Tristan selbst hat den Krieg zwar äußerlich einigermaßen unbeschadet überstanden, doch psychisch ist er völlig am Ende und wird nicht fertig mit dem, was er erlebt und getan hat, und auch Dinge, die er nicht getan hat, quälen ihn.

John Boyne gelingt hier ein unglaublich eindrucksvoller Roman über den 1. Weltkrieg und die jungen Männer, die in diesem Krieg gekämpft haben. Ungeschminkt schildert er den erbarmungslosen Drill bei der Ausbildung der jungen Rekruten und die furchtbaren Zustände auf den Schlachtfeldern, das sinnlose Töten, den Dreck und den Schlamm  und das Ungeziefer. Dabei reichen ihm wenige eindringlich gezeichnete Szenen, um das Grauen in den Schützengräben zu vermitteln. Und es geht auch um diejenigen, die nicht kämpfen wollen, die aus Gewissensgründen den Kriegsdienst verweigern - zur damaligen Zeit ein absolutes Unding, "Vaterlandsverräter" noch eine der netteren Bezeichnungen.

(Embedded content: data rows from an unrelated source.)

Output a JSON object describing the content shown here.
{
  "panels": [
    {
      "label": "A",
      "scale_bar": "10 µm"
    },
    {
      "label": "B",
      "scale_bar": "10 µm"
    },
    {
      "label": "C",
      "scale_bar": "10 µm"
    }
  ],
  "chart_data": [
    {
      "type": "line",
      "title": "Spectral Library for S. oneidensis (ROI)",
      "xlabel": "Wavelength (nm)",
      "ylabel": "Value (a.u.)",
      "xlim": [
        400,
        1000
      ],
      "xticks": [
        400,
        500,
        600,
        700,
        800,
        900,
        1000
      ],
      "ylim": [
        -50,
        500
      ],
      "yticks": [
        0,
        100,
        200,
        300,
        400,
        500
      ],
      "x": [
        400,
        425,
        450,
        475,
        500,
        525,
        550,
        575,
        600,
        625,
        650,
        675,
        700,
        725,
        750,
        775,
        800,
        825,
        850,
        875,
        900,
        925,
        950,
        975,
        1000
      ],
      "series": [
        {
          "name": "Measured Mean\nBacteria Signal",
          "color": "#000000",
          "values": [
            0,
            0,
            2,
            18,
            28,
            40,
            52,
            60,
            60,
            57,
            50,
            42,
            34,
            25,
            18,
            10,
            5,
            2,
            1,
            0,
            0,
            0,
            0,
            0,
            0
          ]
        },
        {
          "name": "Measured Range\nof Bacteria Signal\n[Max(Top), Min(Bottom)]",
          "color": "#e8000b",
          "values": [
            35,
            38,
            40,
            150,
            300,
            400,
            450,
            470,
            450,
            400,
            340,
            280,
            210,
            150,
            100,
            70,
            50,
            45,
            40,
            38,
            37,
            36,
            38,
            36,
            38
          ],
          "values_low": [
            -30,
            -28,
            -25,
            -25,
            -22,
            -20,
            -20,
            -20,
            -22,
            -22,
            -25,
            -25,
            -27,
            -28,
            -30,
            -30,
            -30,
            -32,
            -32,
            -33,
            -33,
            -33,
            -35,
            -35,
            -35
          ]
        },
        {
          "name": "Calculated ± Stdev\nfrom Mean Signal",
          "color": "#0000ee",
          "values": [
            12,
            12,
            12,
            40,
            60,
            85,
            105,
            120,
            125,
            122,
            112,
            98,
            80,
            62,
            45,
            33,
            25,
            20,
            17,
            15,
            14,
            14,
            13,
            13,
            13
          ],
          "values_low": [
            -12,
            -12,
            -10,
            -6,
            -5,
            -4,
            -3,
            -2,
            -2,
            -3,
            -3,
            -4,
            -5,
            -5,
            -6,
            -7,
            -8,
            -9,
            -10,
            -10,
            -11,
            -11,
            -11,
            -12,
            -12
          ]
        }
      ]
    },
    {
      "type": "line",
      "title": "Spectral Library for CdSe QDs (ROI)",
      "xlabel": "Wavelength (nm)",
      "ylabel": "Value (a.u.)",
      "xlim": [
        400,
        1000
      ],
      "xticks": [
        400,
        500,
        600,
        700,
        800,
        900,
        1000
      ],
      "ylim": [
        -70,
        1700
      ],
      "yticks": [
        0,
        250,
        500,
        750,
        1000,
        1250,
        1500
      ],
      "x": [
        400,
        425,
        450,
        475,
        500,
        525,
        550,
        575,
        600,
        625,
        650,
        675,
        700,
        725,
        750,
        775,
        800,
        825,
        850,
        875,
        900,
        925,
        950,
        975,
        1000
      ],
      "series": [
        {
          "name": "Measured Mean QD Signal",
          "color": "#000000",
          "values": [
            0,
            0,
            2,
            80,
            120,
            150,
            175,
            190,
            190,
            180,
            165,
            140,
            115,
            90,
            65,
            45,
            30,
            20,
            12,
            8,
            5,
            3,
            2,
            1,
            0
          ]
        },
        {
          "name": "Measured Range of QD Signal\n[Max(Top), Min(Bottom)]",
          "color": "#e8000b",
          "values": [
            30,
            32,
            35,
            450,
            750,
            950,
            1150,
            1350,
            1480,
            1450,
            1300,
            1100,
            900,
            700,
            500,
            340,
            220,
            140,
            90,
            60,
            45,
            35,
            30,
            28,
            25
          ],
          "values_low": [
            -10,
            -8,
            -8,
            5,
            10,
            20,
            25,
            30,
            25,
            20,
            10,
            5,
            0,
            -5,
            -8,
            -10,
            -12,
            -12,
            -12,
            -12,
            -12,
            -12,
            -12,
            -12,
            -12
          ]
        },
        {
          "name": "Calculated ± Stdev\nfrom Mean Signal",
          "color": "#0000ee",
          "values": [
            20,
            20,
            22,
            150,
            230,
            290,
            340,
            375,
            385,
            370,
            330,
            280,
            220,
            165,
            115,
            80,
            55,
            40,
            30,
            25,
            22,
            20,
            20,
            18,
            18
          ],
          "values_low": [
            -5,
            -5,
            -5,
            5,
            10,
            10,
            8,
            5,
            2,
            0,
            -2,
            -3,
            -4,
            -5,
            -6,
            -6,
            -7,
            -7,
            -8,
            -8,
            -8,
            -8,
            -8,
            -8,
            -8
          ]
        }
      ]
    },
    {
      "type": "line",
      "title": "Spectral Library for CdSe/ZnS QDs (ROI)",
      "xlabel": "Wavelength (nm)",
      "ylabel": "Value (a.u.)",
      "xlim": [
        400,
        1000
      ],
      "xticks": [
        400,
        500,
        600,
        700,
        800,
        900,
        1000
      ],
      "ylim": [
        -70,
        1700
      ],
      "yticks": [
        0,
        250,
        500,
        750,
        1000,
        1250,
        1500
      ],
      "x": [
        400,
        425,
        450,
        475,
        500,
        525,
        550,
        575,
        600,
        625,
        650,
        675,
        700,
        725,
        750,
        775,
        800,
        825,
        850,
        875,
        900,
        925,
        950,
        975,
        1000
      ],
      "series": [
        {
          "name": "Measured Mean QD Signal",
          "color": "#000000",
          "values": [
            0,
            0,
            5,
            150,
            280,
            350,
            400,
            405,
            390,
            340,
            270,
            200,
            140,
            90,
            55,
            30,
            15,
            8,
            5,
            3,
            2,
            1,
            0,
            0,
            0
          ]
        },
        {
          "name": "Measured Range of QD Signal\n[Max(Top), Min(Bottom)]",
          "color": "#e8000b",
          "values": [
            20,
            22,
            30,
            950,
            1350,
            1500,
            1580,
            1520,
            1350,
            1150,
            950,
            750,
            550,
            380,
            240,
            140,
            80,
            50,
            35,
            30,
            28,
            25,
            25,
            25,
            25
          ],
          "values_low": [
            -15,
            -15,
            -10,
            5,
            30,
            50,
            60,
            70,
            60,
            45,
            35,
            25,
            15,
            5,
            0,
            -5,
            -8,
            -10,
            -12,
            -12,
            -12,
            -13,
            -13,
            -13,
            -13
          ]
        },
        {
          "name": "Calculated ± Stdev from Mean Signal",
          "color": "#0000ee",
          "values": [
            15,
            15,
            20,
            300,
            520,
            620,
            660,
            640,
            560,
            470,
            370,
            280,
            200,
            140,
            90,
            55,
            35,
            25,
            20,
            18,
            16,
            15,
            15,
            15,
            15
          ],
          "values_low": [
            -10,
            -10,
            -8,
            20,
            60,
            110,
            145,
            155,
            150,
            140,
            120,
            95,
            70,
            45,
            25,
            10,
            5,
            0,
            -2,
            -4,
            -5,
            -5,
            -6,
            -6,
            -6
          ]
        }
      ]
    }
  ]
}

Die Freundschaft, die sich zwischen Tristan und Will entwickelt, hat Boyne auch ganz wunderbar beschrieben, wie auch das Zusammentreffen zwischen Tristan und Marian. Alle drei sind sehr "echte" Charaktere - jeder auf seine Art sympathisch, aber auch in gewisser Weise sperrig, was für Konflikte sorgt, die teils heftige Konsequenzen haben. Mehrmals hätte ich mir gewünscht, einer von ihnen hätte anders gehandelt, damit die Geschichte anders ausgeht, aber andererseits war gerade diese traurige Authentizität das, was mich so sehr berührt hat an diesem Buch, in dem auf nur gut 300 Seiten so viel passiert und dieser schreckliche Krieg fast 100 Jahre später noch so greifbar wird.